Test the full persist-and-fetch cycle:

go
func TestProduct_PersistAndFetch(t *testing.T) {
	// ... setup store and repo ...

	p := shop.NewProduct(id)
	p.Create("Wireless Mouse", 2999, 50)
	products.Save(ctx, p)

	fetched, _ := products.Fetch(ctx, id)
	if fetched.Name != "Wireless Mouse" {
		t.Errorf("expected name %q, got %q", "Wireless Mouse", fetched.Name)
	}
}

Testing Projections

Event-by-Event Projections

Apply events directly to the projection:

go
import "github.com/modernice/goes/projection"

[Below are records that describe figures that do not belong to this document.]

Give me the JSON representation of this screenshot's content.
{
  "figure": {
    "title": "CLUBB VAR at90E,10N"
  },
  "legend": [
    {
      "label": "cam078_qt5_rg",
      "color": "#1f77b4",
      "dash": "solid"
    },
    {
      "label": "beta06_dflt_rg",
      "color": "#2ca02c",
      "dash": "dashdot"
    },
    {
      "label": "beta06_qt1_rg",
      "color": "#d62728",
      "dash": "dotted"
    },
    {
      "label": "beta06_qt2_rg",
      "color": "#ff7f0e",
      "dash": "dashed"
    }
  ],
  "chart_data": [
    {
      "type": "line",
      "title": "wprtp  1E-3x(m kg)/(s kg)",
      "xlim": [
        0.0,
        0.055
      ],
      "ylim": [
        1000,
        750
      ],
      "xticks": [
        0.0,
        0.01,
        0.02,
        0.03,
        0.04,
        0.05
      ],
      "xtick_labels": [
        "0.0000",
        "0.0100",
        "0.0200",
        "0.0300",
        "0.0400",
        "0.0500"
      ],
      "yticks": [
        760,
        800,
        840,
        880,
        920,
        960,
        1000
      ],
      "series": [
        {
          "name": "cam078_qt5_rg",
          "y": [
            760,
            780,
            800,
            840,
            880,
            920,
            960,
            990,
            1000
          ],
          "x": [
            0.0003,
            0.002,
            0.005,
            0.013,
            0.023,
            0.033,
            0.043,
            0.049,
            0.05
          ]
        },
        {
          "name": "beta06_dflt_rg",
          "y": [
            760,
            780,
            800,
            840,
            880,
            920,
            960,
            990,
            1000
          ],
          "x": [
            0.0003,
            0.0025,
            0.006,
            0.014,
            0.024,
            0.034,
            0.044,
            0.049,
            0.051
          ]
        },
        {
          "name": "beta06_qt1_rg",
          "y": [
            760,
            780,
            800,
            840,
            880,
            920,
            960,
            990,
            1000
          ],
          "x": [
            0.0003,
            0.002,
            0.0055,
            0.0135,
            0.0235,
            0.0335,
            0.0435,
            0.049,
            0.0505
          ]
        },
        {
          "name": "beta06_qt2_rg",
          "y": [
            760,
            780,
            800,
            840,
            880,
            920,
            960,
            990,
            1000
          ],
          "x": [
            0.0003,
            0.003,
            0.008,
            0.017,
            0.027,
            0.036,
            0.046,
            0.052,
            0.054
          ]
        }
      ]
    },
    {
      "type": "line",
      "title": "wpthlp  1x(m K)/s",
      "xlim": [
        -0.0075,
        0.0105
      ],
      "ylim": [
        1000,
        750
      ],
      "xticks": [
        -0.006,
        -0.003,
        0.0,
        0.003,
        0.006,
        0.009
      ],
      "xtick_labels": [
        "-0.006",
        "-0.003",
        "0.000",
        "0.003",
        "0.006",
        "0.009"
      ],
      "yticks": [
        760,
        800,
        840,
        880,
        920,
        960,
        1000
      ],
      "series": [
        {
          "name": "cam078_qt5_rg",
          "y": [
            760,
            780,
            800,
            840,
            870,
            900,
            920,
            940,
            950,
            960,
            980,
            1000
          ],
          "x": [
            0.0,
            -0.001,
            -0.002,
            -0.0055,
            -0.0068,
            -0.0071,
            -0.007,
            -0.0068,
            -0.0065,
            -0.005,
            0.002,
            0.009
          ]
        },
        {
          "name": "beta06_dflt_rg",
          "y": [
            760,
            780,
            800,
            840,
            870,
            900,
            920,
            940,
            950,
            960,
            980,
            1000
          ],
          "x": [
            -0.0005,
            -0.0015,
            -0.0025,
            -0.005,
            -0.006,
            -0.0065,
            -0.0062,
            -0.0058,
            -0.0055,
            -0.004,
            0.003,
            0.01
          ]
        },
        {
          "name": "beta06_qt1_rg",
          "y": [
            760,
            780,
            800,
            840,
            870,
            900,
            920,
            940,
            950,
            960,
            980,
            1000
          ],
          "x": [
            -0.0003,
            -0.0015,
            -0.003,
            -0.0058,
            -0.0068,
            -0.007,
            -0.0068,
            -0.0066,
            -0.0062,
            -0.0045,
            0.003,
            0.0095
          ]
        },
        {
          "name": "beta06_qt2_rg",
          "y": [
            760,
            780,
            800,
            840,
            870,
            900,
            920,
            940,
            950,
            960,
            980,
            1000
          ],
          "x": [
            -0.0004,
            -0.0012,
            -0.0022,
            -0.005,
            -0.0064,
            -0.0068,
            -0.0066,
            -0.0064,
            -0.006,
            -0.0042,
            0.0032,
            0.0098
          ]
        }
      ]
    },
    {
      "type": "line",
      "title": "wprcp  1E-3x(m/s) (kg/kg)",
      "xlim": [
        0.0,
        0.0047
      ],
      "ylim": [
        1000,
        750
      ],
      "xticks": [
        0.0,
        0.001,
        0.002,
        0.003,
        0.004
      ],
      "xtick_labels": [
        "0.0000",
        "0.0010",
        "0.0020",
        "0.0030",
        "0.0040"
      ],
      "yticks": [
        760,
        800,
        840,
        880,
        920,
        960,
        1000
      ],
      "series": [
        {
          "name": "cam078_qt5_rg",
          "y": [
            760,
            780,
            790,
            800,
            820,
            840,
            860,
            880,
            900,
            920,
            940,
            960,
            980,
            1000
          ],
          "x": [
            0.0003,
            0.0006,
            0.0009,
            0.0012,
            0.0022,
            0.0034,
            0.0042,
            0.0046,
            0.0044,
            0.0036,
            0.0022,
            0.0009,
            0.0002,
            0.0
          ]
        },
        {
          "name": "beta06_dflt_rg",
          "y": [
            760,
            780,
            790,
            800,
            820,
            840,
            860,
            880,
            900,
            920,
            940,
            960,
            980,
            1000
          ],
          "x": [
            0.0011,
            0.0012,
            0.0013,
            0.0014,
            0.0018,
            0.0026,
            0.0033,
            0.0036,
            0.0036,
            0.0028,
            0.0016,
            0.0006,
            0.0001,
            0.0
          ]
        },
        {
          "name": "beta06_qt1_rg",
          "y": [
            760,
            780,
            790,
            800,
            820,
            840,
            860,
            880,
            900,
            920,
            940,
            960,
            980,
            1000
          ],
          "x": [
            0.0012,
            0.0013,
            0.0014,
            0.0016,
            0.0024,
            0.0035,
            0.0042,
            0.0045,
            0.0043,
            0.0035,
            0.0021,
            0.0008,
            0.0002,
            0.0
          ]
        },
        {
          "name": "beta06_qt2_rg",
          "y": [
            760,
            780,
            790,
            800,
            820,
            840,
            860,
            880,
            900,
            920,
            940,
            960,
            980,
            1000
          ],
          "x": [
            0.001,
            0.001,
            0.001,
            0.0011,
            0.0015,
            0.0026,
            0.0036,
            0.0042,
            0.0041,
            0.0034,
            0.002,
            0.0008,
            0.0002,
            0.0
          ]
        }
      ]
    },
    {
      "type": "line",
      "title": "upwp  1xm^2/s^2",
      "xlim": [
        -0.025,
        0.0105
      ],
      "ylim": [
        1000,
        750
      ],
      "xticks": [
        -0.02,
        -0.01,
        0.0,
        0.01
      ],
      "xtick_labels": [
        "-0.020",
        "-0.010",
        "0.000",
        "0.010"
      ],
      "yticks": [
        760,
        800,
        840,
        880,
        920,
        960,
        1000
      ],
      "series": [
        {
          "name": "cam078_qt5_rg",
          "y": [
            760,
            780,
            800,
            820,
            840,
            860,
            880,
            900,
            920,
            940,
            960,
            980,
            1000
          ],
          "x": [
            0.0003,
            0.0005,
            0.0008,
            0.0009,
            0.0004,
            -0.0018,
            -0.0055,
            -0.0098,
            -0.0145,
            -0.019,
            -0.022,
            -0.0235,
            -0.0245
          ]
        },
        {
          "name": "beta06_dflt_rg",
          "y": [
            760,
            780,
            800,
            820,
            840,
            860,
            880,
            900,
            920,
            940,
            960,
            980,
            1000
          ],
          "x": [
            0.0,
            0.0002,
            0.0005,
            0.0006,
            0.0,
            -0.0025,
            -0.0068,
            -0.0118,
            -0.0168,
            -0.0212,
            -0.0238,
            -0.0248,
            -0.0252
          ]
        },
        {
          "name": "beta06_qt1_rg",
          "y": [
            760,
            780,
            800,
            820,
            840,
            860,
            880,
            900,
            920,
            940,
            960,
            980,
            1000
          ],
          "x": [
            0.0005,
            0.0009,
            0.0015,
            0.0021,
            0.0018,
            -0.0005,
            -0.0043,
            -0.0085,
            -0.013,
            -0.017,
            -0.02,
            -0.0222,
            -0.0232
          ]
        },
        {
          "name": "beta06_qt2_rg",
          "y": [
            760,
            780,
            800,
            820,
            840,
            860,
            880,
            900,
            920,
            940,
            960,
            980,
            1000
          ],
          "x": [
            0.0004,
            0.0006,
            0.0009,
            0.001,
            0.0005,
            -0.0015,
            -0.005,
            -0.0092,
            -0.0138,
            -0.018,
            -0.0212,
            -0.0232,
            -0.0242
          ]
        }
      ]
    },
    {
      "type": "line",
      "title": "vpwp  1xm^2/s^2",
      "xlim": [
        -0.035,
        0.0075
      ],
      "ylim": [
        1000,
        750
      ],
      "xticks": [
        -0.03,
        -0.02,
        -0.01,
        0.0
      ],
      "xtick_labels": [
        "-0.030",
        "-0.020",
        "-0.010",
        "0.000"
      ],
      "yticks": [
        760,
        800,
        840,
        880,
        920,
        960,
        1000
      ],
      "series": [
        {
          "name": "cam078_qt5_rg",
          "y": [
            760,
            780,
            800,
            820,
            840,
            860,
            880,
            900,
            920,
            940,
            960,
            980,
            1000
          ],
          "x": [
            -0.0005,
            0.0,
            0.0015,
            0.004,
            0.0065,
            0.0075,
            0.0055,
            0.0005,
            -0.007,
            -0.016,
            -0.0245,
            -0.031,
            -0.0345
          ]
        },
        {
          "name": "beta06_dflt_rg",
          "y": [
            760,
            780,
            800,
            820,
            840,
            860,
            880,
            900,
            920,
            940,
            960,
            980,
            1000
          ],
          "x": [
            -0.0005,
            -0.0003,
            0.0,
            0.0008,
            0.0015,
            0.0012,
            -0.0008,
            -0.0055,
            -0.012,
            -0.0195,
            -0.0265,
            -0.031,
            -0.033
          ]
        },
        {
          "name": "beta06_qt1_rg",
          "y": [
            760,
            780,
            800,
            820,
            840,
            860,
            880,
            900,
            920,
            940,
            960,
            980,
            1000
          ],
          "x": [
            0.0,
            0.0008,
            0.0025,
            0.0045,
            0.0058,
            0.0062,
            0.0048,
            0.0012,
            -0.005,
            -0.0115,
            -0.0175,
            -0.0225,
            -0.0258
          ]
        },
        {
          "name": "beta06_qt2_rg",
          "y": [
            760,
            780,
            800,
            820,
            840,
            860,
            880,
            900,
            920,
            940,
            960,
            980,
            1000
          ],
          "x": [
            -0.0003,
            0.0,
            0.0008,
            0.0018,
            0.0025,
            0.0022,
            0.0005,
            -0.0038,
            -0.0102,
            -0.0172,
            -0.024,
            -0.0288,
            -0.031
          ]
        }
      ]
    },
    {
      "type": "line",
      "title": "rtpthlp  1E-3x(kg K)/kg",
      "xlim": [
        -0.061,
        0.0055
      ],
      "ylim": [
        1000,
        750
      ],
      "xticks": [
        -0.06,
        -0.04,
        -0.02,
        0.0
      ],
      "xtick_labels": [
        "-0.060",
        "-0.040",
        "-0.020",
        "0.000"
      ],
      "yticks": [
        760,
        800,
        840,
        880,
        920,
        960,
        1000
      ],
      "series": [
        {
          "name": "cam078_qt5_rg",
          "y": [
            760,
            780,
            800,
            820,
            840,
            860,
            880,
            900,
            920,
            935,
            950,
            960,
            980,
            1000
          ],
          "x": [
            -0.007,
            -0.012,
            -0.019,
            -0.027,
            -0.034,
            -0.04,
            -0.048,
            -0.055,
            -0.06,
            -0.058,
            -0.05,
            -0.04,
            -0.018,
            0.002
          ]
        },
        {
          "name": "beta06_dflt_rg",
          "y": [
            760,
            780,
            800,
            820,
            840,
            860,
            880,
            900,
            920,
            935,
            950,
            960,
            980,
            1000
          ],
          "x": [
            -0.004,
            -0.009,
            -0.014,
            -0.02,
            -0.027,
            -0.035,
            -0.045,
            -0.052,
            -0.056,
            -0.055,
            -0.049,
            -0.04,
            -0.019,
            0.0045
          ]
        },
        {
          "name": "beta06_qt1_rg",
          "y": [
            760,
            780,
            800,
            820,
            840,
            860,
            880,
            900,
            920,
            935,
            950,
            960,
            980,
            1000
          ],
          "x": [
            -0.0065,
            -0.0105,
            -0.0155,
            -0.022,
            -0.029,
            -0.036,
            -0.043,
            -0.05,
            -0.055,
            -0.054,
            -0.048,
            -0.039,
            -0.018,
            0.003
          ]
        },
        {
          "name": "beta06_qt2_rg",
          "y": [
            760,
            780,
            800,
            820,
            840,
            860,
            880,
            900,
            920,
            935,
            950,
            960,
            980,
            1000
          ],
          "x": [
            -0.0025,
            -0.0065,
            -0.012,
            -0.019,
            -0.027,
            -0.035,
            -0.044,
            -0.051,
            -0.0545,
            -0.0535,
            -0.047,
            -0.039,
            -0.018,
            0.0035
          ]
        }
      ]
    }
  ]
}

catalog := shop.NewProductCatalog()

events := []event.Event{
	event.New(shop.ProductCreated, shop.ProductCreatedData{
		Name: "Mouse", Price: 2999, Stock: 50,
	}, event.Aggregate(productID, shop.ProductAggregate, 1)).Any(),
}

projection.Apply(catalog, events)

view, ok := catalog.Find(productID)
// assert view...

Full-Stack Projections

For projections that use schedules, wire up the full stack with in-memory backends:

go
bus := eventbus.New()
store := eventstore.WithBus(eventstore.New(), bus)

// Save aggregates, start projection schedule,
// then assert read model state.

See the Tutorial for complete examples.

Backend Conformance Suites

If you implement a custom event store or event bus, run the conformance test suites to verify correctness:

go
import "github.com/modernice/goes/backend/testing/eventstoretest"

func TestMyEventStore(t *testing.T) {
	eventstoretest.Run(t, "MyEventStore", func(enc codec.Encoding) event.Store {
		return mypackage.NewEventStore(enc)
	})
}
go
import "github.com/modernice/goes/backend/testing/eventbustest"

func TestMyEventBus(t *testing.T) {
	eventbustest.RunCore(t, func(enc codec.Encoding) event.Bus {
		return mypackage.NewEventBus(enc)
	})
}

The event store suite tests: insert, find, delete, concurrency, and all query operations. The event bus suite tests: basic pub/sub, multiple subscribers, cancellation, and multi-event publishing.